At the completion of the TV series, Opening Night Enterprises will work to have the musicals presented by regional theater companies, with the ultimate goal of the shows making it to the Great White Way.
Viewers will be able not only to follow the progress of these four shows to their finished forms, they can invest in their potential success. Opening Night Enterprises has qualified as a Regulation A+ offering by the Securities and Exchange Commission.
“The traditional model is that it’s the people with the deep pockets who invest in musicals,” Jones said in a recent conversation via Zoom. “The great thing about Regulation A+ is that it provides a great opportunity for people who are not accredited investors — in other words, the great majority of people — to be able to buy into a TV series, to invest in a new musical, and receive a potential return.”
Those who do invest in the project will have a financial stake in all four musicals. The minimum amount to invest is $500. As with any investment, risk of losing one’s investment is a real possibility.
“We actively started our fundraising about a month ago, and we’re about at the halfway point to our first goal of $1 million, which is the amount we need to begin filming the pilot for the TV series,” Jones said. “We’re hoping to be able to start filming the pilot by the end of this year, and we hope to film it in Oklahoma.”
The musicals to be featured on “Opening Night America” are:
“The King’s Critique,” by Nat Zegree and Eric Holmes, a comedy with an all-female cast that is described as a “love letter to the theater,” in which an actress whose work has offended a doltish king must find a way to open the public’s eyes to the enterprising and artistic talents of women.
“Once Upon a Rhyme,” by Ronve O’Daniel, Jevares C. Myrick and J Kyle Manzay, about a young ballet dancer who creates a hip-hop alter ego that threatens to take over his life.
“Legends of Arahma,” by Joseph Purdue and Dries Janssens, about four outcasts in a magical world who must band together to defend their community from a ruthless warlord.
“Coyote,” by Tim McCorry and Michael Aman, is based on a true story about two young lovers who dream of a new life in the United States and put their fate in the hands of a trickster known only as Coyote.
Regina Dowling, another Oklahoma native and partner in Opening Night Enterprises, said, “No one has done something like this for musical theater. But I think that, as we’re coming out of the pandemic, the world wants to embrace new concepts, things that are really forward-looking.
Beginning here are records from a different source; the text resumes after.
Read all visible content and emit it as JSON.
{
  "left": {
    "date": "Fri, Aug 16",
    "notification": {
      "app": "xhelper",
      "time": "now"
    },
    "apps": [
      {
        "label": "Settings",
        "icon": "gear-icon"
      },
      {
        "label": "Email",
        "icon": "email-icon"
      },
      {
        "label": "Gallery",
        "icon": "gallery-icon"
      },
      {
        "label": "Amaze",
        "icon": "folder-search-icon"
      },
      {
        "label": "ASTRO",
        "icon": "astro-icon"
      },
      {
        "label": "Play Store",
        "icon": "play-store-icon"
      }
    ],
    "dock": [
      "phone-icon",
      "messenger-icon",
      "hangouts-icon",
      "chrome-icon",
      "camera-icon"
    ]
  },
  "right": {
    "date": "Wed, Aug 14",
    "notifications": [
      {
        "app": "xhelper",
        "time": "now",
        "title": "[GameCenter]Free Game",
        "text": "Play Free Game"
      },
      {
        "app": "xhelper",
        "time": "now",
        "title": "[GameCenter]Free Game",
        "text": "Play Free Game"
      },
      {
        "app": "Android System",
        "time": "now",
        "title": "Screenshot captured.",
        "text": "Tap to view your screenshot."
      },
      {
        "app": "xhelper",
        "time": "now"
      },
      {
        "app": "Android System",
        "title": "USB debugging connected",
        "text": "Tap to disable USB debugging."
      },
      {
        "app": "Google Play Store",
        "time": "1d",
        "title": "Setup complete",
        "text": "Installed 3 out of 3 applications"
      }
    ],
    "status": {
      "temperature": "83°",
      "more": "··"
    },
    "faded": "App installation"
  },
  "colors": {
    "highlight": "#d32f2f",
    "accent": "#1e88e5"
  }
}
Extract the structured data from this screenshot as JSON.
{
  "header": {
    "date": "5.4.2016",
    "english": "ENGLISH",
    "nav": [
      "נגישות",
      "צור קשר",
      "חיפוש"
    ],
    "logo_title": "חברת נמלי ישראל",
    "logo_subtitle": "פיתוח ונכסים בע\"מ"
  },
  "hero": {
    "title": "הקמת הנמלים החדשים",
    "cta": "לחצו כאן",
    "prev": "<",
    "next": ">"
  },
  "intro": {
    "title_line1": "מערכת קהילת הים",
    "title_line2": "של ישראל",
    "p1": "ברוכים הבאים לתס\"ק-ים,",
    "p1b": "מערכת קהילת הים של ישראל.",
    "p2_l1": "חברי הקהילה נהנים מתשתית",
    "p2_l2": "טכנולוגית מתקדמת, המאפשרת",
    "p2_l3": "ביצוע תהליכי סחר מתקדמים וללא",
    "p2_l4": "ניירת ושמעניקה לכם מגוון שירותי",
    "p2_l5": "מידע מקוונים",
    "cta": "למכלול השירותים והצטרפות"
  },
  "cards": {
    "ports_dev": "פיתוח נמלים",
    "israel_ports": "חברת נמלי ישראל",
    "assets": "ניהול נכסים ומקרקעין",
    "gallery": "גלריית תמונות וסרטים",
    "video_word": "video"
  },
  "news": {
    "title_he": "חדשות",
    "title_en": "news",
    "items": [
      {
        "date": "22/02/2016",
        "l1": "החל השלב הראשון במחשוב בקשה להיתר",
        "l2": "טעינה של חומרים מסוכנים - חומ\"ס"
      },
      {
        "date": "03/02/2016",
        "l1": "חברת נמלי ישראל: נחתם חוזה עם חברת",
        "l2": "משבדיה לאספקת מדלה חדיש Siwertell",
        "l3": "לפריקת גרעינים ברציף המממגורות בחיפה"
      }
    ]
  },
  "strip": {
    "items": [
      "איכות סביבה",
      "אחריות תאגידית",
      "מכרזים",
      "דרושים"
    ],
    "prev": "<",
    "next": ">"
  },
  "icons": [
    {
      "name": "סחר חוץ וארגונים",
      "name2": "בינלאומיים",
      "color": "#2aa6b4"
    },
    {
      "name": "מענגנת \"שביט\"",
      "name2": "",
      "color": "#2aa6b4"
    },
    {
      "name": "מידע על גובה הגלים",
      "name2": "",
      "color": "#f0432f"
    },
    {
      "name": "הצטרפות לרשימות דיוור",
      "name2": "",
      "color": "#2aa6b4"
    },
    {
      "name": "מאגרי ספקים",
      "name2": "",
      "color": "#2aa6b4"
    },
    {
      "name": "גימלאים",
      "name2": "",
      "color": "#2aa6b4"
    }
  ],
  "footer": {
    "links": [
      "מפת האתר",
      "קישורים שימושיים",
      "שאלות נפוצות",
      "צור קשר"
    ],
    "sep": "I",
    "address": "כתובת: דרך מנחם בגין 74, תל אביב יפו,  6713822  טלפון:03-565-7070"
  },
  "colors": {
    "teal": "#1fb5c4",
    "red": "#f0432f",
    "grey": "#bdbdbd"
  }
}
“This project is really about the importance of live entertainment,” she said. “Being there in person, being live and in the moment, is to me the heart of musical theater. And I know everyone is ready to get back to in-person theater.”
Jones and Dowling each have extensive backgrounds in entertainment. Jones has produced live shows for the Walt Disney Company since 1997, as well as producing the opening ceremonies for the 2007 Tournament of Roses Parade. He has worked for print and television news outlets in Oklahoma City, and for a time was a professor at Oklahoma City University.
It was during his time at OCU that he met Chenoweth and Dowling, both graduates of the school’s music theater program. Dowling has worked as an actress in various TV soap operas, as well as being the host of the lifestyle site “Glamour 24-7.”
Jones said the “Opening Night America” show, and the productions of the musicals themselves, would create more than 400 jobs — another reason why he wants to base the production in Oklahoma.
“We are really wanting to invest in this state, and do it in a way that gives the young talent in the arts the opportunity to share talents with the world without having to leave Oklahoma,” he said.